Vergebung

Eine schwere Lektion und dennoch so wichtig, um die Seele und das Herz zu erleichtern. Sicher fällt es am schwersten sich selbst du vergeben. Heute möchte ich den Versuch unternehmen, mir für eine der größten Nachlässigkeit zu vergeben. Der Unverantwortlichkeit mir selbst gegenüber.

Sinnsuche funktioniert nicht nach dem Prinzip der analytischen Selbstreflexion. Ich bin dem Trugschluss erlegen, dass ich die Antworten auf meine Frage erhalte, weil ich die Fragen stelle. Dies ist allerdings gar nicht der Fall. Kennt ihr das Sprichwort, dass es gar nicht so sehr auf die Antwort ankommt, sondern vielmehr auf die Frage? Und man darf nicht schummeln, indem man die Frage zur gesuchten Antwort macht. Ich wollte wissen, wer ich bin und wer ich sein kann. Erfahren habe ich, was ich für mich nicht bin. Das ist wohl Ironie des Schicksals oder aber des Universums. Ich habe gelernt, dass ich mir nicht genug Bedeutung zugeschrieben habe, um mich und meine Bedürfnisse und meine Träume, Hoffnungen und Wünsche, die mich seit so vielen Jahren begleiten, wirklich ernst und für wahrhaft zu nehmen. Immerzu habe ich meine Ziele mit Luftschlössern gleichgesetzt, mich belehren lassen, indem ich geglaubt habe, wenn die Menschen mir gesagt haben, ich sei nicht standhaft, sondern sprunghaft und deshalb seien meine Träume nicht von Dauer, es sei verschmerzbar, wenn ich meine Träume jetzt nicht verwirklichen könne und ich solle prüfen, ob es sich um Hirngespinste handele oder sich meine Wünsche und Hoffnungen in Schall und Rauch auflösen, wenn ich eine Zeit lang abwarte. Ich habe mich ausbremsen lassen, durch die scheinbare Vernunft, den Verstand, der über Herz und Herzensangelegenheiten obsiegt. Ich habe nicht auf meine Intuition gehört, sondern den Erwartungen meiner Mitmenschen und dem guten Ton sowie der Konvention entsprochen.
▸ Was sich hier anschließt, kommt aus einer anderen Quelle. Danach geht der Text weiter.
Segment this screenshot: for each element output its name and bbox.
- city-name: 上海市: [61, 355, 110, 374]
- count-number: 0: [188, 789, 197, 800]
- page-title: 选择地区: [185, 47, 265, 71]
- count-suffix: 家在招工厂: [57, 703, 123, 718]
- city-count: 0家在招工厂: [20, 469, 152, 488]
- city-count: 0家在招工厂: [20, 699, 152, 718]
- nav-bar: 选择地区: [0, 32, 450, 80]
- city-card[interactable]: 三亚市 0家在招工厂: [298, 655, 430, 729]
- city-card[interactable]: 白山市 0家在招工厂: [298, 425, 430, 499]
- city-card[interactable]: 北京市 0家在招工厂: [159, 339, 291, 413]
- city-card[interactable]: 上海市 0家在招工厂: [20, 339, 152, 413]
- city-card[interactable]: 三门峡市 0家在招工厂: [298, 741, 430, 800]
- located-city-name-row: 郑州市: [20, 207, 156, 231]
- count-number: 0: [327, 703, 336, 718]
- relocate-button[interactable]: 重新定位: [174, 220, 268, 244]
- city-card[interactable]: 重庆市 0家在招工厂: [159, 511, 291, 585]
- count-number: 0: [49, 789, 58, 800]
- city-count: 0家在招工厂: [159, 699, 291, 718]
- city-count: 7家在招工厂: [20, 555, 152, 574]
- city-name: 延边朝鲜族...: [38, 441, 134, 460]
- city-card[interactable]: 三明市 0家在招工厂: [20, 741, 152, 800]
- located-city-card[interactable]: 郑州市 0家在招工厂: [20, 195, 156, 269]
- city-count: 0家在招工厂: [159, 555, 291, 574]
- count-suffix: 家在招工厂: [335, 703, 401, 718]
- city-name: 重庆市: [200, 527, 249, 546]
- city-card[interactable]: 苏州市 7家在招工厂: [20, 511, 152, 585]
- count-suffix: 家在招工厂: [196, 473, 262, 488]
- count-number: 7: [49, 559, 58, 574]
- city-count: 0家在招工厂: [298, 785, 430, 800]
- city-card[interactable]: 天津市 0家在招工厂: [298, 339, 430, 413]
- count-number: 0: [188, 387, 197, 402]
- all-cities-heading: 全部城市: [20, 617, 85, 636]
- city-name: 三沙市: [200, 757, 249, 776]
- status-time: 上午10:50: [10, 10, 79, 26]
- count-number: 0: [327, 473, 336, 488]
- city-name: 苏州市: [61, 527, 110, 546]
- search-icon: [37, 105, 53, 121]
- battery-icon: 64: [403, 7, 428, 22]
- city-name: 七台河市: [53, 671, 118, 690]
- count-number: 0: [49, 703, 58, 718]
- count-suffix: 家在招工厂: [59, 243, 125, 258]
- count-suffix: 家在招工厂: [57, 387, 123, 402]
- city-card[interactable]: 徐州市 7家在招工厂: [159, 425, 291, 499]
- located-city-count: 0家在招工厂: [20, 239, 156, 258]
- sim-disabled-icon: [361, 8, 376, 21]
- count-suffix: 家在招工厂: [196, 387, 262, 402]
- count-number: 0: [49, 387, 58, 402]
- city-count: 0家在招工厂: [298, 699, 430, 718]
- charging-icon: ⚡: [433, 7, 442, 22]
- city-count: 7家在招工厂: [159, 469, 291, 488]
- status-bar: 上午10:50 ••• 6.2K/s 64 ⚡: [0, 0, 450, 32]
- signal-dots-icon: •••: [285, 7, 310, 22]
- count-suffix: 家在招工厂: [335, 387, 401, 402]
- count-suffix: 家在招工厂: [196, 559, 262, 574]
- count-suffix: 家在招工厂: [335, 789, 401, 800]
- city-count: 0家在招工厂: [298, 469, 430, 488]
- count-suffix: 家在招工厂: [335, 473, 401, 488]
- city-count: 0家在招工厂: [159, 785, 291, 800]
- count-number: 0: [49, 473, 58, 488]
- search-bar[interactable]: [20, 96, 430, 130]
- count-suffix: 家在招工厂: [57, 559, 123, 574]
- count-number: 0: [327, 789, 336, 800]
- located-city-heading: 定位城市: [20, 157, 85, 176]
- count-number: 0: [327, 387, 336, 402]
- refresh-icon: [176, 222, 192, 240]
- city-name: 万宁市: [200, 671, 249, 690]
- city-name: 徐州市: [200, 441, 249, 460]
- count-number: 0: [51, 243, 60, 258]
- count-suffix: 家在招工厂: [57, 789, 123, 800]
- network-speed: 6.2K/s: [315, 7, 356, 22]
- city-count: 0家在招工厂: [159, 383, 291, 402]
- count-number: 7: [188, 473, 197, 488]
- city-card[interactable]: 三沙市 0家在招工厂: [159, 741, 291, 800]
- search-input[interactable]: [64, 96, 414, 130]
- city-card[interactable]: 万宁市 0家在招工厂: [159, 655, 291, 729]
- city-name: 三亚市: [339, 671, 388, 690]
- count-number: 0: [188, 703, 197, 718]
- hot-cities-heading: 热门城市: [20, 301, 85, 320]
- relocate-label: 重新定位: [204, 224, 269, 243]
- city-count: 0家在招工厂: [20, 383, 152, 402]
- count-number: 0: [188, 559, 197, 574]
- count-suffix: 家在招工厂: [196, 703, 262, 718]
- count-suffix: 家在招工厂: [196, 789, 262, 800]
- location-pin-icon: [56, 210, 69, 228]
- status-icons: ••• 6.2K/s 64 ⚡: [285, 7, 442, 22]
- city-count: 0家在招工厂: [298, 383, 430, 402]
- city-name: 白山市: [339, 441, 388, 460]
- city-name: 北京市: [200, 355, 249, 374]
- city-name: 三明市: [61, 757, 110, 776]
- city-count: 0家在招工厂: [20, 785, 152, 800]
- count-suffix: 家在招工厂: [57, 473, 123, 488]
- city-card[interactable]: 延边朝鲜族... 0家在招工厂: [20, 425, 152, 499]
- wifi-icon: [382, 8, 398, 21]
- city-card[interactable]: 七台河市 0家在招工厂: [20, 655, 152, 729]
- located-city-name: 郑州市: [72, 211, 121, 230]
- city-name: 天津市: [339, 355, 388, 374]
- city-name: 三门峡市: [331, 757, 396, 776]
Heute weiß ich, dass ich mir in den vergangenen Jahren auf den unterschiedlichsten Ebenen und den verschiedensten Lebensbereichen mehr Wert hätte sein sollen. Ich hätte mich nicht von mir selbst wegtreiben lassen dürfen durch das Urteil anderer, die stellvertretend für mich, sicher mit guten Absichten, für mich entschieden haben, was das Beste ist und woran ich festhalten und wofür ich kämpfen soll. Ich gebe gerne Entscheidungen ab, weil ich immer gedacht habe, ich würde mich schwer damit tun Entscheidungen zu treffen, weil die Konsequenzen unabsehbar sind und ich nicht bereit bin, diese in Verantwortung zu tragen.

Dieses mentale Konzept entspricht aber nicht der Realität, denn Realität ist nicht objektiv und unverrückbar. Ich kann einen großen Teil konstruieren und auf mich und meine Bedürfnisse abstimmen, kreativ werden und mein Leben gestalten.

Es war eine große Überraschung für mich festzustellen, dass ich sehr wohl in der Lage bin, Entscheidungen mit einem guten Gefühl zu fällen. Ich bin mir selbst verpflichtet, Verantwortung für mein Leben zu übernehmen und achtsam zu sein. Ich habe mich selbst vernachlässigt und das Leben und die Träume Anderer gelebt, die ich liebe und geliebt habe und die ich auf diese Weise glücklich machen wollte. Jetzt ist es an der Zeit mich selbst glücklich zu machen und zu lieben, aufrichtig, irgendwann.